Eu acrescentaria, uma litania, uma ladainha que no seu tom
poético pretende converter a dureza de temas tão vastos e intermináveis como o
racismo, a colonização, a guerra, a violência e a violação; a liberdade versus
a assimilação e a traição, o jugo da opressão, da guerra de raças e de sexos (e
a da religião) - a escravatura - os conflitos interiores e a luta desmesurada
pela sobrevivência, num misto complexo e contraditório de sofrimento e
destruição, sem esquecer a que é autoinfligida. E ainda há lugar para narrar a
Mulher, essa raiz mais profunda e extensa de África, o seu corpo, o seu papel,
a sua sexualidade, toda a sua complexidade e sofrimento.
“Quantas forças uma mulher deve ter para carregar a tortura,
a ansiedade e a esperança, quantas palavras terá a oração da eterna clemência a
um deus desconhecido, cuja resposta jamais virá?”
Quantas forças um escritor deve ter para narrar as dores de
uma terra que o viu nascer?
E quantas forças mais terá que ter sendo mulher que quis
encontrar as palavras que são chuva fresca e têm “o poder das ondas mansas
embalando as embarcações na valsa da brisa”.
Desengane-se o leitor, «O alegre canto da perdiz» nem sempre
é alegre e nem sempre é fluído como uma valsa. O batuque por vezes impõe-se,
caótico e na tensão de cada batida há uma subversão que quer romper a noite,
rasgar quem derruba a esperança que às vezes já não vem com cada nascer de cada
dia.
Por isso, as mulheres e os homens que aqui encontramos
seguem de sorriso aberto e o peito fechado, muitas vezes “frustrados
como abelhas embatendo nas vidraças frias de uma janela” porque “há parcelas do
organismo que não se alimentam de arroz, nem de remédios ou palavras divinas”
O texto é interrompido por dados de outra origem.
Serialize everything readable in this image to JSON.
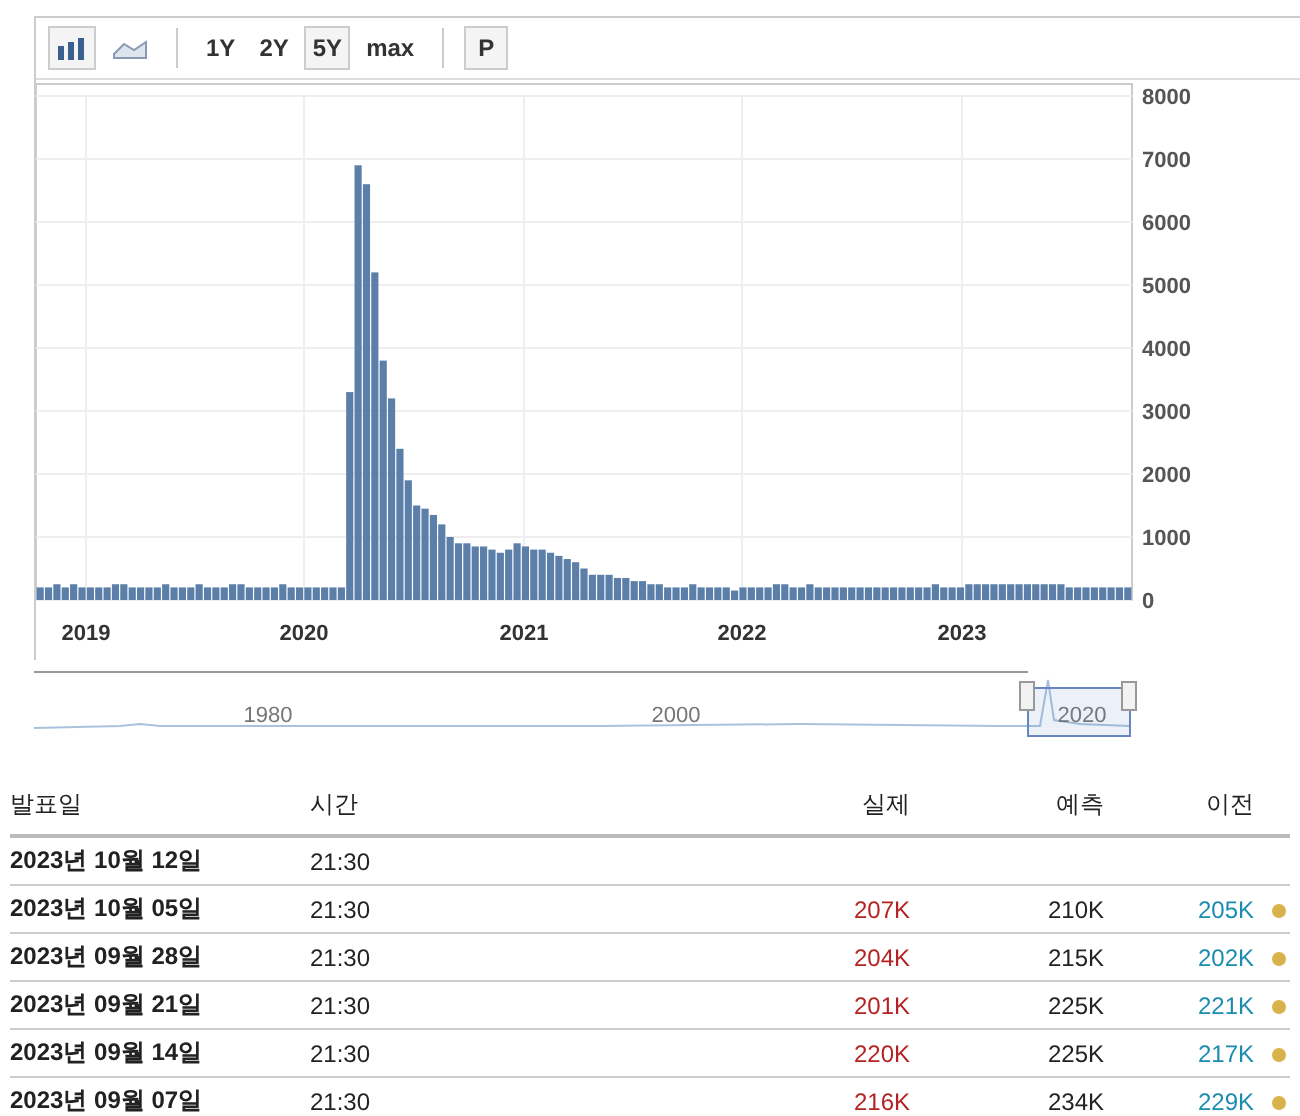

precisam de sonhos realizados e não de miragens. Ainda assim, o ingrediente que
mais abunda é o da complexidade contraditória que habita todo o ser humano, balanças
ao vento, aguardando a acalmia.
“Nas cidades humanas a liberdade é proibida. O ser humano
tem que andar sempre vestido, documentado, calçado. Por andar sem rumo, a
polícia prende por vadiagem, como se alguém conhecesse de facto o rumo de cada
passo. Por que é que tem de se andar num rumo exacto se todos os lugares são
lugares para andar?”
E caminhando até ao final do livro, lê-se nas entrelinhas a
mensagem de esperança, acreditando numa humanidade capaz de se reinventar, já
purgada de que ainda reste por denunciar e perdoar.